Data analysis is: the process of extracting value and useful signals from a set of data. The aim of analysis is to understand the patterns, relationships, and internal structure of data in order to make intelligent decisions and discover new insights.
Data analysis includes many different processes and techniques, the most important of which are:
1. Descriptive Analysis: It is concerned with understanding and describing data by making use of descriptive statistics, graphs, and data collection related to measurements, distributions, and correlations between variables. This type of analysis helps in clarifying the past of data and understanding the current situation.
2. Diagnostic Analysis: It aims to analyze the causes and factors affecting the phenomena or events presented, and helps in understanding the causal and dependent relationships between different variables. It uses statistical tools such as analysis of variance and regression analysis to achieve this type of analysis.

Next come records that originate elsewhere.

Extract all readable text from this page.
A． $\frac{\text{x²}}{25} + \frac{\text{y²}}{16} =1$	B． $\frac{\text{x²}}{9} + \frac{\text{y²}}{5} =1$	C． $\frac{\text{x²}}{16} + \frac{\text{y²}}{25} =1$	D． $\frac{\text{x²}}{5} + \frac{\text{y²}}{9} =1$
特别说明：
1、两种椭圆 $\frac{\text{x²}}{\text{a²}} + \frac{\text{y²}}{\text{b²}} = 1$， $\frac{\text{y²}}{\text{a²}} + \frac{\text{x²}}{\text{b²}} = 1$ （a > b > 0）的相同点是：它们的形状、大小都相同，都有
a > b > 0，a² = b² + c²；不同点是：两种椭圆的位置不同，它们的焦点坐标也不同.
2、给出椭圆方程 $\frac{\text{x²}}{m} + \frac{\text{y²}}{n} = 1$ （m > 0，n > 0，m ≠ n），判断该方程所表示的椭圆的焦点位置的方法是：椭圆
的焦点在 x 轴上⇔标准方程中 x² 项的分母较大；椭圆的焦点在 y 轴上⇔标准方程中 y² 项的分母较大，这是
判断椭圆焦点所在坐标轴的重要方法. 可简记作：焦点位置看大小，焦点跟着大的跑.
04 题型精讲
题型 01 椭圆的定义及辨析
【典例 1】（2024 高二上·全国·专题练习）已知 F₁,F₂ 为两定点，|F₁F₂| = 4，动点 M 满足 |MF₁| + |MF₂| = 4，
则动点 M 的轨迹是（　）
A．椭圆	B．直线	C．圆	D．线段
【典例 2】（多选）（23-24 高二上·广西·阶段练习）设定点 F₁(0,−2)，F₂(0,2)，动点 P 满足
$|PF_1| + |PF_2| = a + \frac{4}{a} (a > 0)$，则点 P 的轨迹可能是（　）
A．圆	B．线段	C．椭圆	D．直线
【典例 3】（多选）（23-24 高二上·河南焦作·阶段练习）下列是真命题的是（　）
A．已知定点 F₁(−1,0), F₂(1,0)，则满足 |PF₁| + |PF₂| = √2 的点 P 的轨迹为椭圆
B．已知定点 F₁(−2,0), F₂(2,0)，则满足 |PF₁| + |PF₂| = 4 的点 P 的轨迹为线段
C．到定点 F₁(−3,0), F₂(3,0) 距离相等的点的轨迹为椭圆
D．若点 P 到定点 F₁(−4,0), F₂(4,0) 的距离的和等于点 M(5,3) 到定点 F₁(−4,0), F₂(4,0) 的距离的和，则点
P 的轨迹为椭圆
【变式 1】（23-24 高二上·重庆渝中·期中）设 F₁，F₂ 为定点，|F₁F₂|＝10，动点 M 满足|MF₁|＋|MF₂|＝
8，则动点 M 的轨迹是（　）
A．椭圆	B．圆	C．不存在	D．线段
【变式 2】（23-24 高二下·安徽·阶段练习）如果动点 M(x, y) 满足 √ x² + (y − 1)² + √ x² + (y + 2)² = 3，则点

3. Predictive Analysis: It is related to anticipating future events and analyzing upcoming trends through the use of forecasting models and machine learning techniques. This type of analysis is used for future forecasting and strategic decision making.
4. Exploratory Analysis: It aims to explore data and discover previously unknown patterns and relationships. It uses exploratory analysis tools such as data clustering, factor analysis, and hierarchical clustering to comprehensively analyze data and explore new information.
5. Prescriptive Analysis: It is concerned with providing data-based solutions and recommendations for future decisions through the use of machine learning and artificial intelligence techniques. This type of analysis aims to improve performance and make effective decisions based on the available data.
Data analysis is used in various fields such as marketing, finance, medicine, science, and others, where it can help determine the type of data you want to analyze and the analysis objectives associated with it.